The Archbishop of Canterbury (the head of the Church of England) Justin Welby was speaking about all that overwhelms a person’s work in the world. He had just visited a refugee camp in the Democratic Republic of the Congo during the Ebola crisis, where people were unable to get food or medical help because of militia fighting. Some had been rescued, but 12,000 had been left behind because they were too sick to be moved. All he could do was comfort one person at a time. In the face of such overwhelming suffering, Justin lamented to his co-worker that he could do so little and asked, “What do you do? How do you cope with the weight of all this?” His friend replied, “Do what you can. Leave the rest to God.” 
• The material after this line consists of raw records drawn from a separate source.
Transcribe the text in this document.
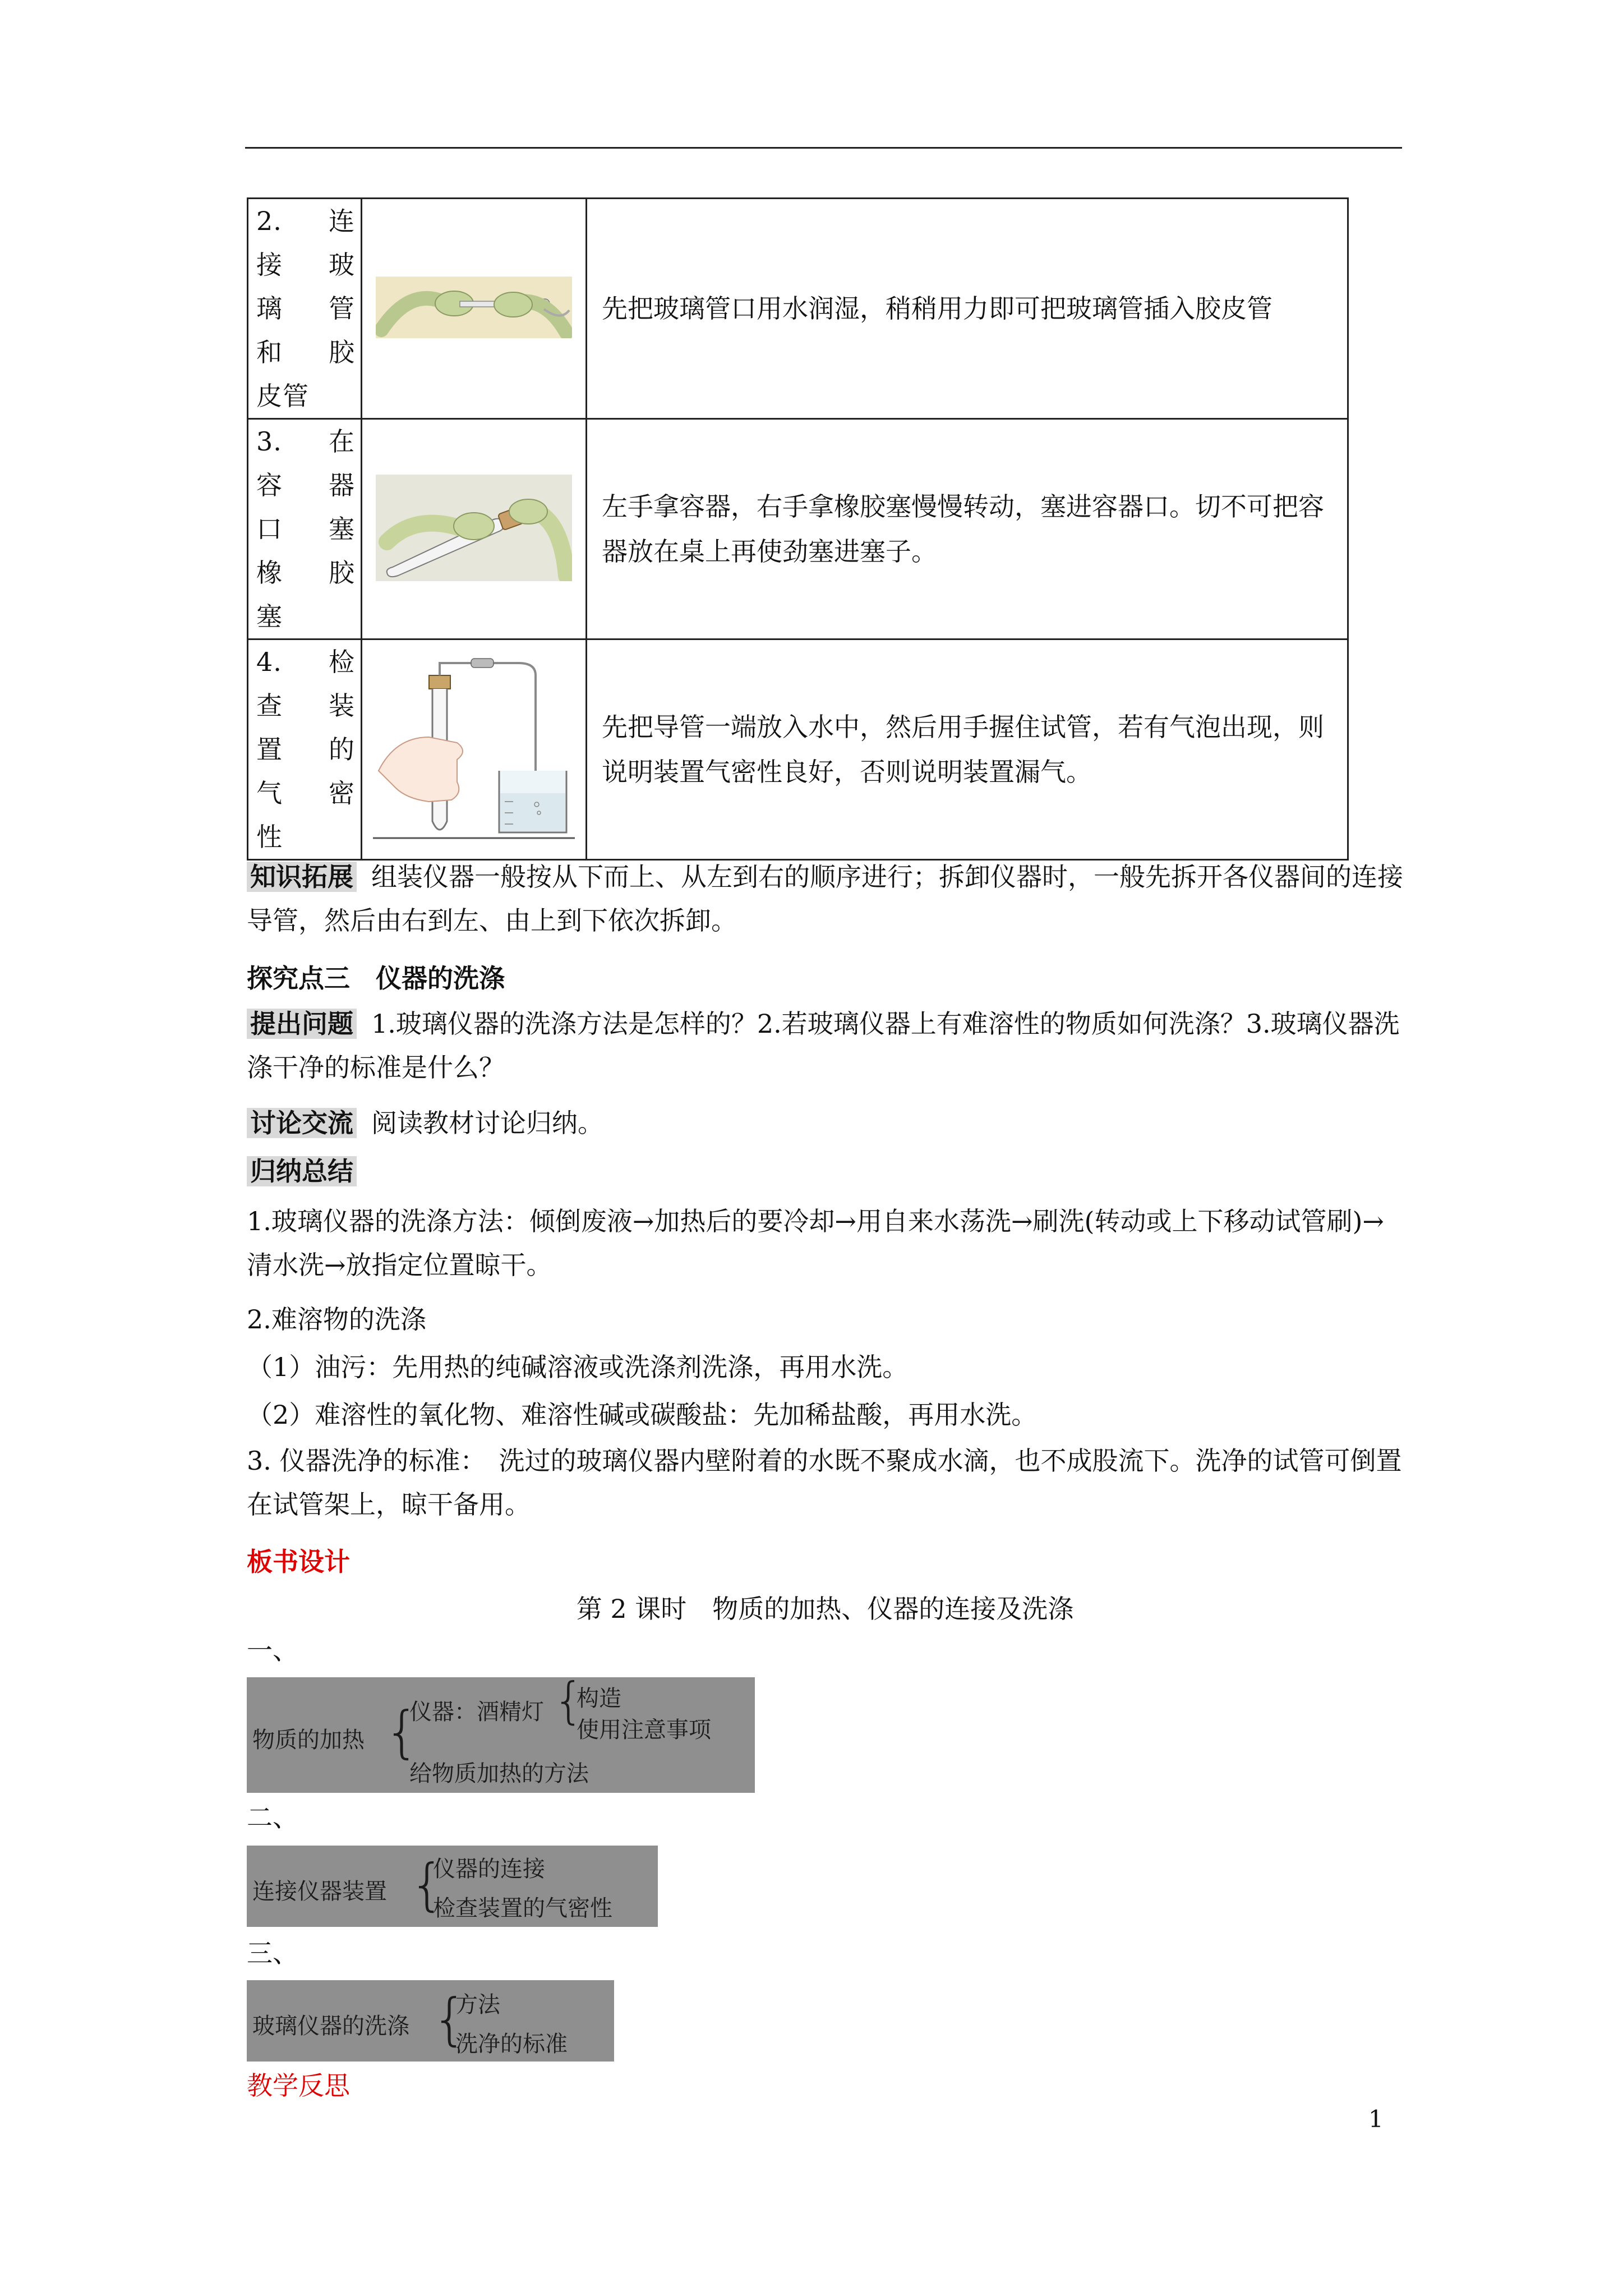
2.　连
接　玻
璃　管
和　胶
皮管		先把玻璃管口用水润湿，稍稍用力即可把玻璃管插入胶皮管

3.　在
容　器
口　塞
橡　胶
塞		左手拿容器，右手拿橡胶塞慢慢转动，塞进容器口。切不可把容器放在桌上再使劲塞进塞子。

4.　检
查　装
置　的
气　密
性		先把导管一端放入水中，然后用手握住试管，若有气泡出现，则说明装置气密性良好，否则说明装置漏气。
知识拓展 组装仪器一般按从下而上、从左到右的顺序进行；拆卸仪器时，一般先拆开各仪器间的连接导管，然后由右到左、由上到下依次拆卸。
探究点三　仪器的洗涤
提出问题 1.玻璃仪器的洗涤方法是怎样的？2.若玻璃仪器上有难溶性的物质如何洗涤？3.玻璃仪器洗涤干净的标准是什么？
讨论交流 阅读教材讨论归纳。
归纳总结
1.玻璃仪器的洗涤方法：倾倒废液→加热后的要冷却→用自来水荡洗→刷洗(转动或上下移动试管刷)→清水洗→放指定位置晾干。
2.难溶物的洗涤
（1）油污：先用热的纯碱溶液或洗涤剂洗涤，再用水洗。
（2）难溶性的氧化物、难溶性碱或碳酸盐：先加稀盐酸，再用水洗。
3. 仪器洗净的标准：　洗过的玻璃仪器内壁附着的水既不聚成水滴，也不成股流下。洗净的试管可倒置在试管架上，晾干备用。
板书设计
第 2 课时　物质的加热、仪器的连接及洗涤
一、
物质的加热 {
仪器：酒精灯 {
构造
使用注意事项
给物质加热的方法
二、
连接仪器装置 {
仪器的连接
检查装置的气密性
三、
玻璃仪器的洗涤 {
方法
洗净的标准
教学反思
1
“Your job is to do what you can with the resources God has given you,” Justin explained. “And if that’s very little indeed, it’s very little indeed.” When he came to the edges of what is possible, he turned to the psalms of lament and protest as a way of handing all that cannot be solved by one person over to God. 

God is in the process of redeeming the whole world. And as we wait, our prayers might sound something like this: God, I’m not sure what is happening, or why it’s taking so long, or how I can make any difference. Show me what is mine to do. And hurry up on all the rest. To be able to pray this way is to discover a kind of mental, physical, and emotional settling within ourselves. It’s a balance-point where we realize what is ours to be done with human-sized effort. And we stay hopeful about what God is doing even if we can’t see it yet.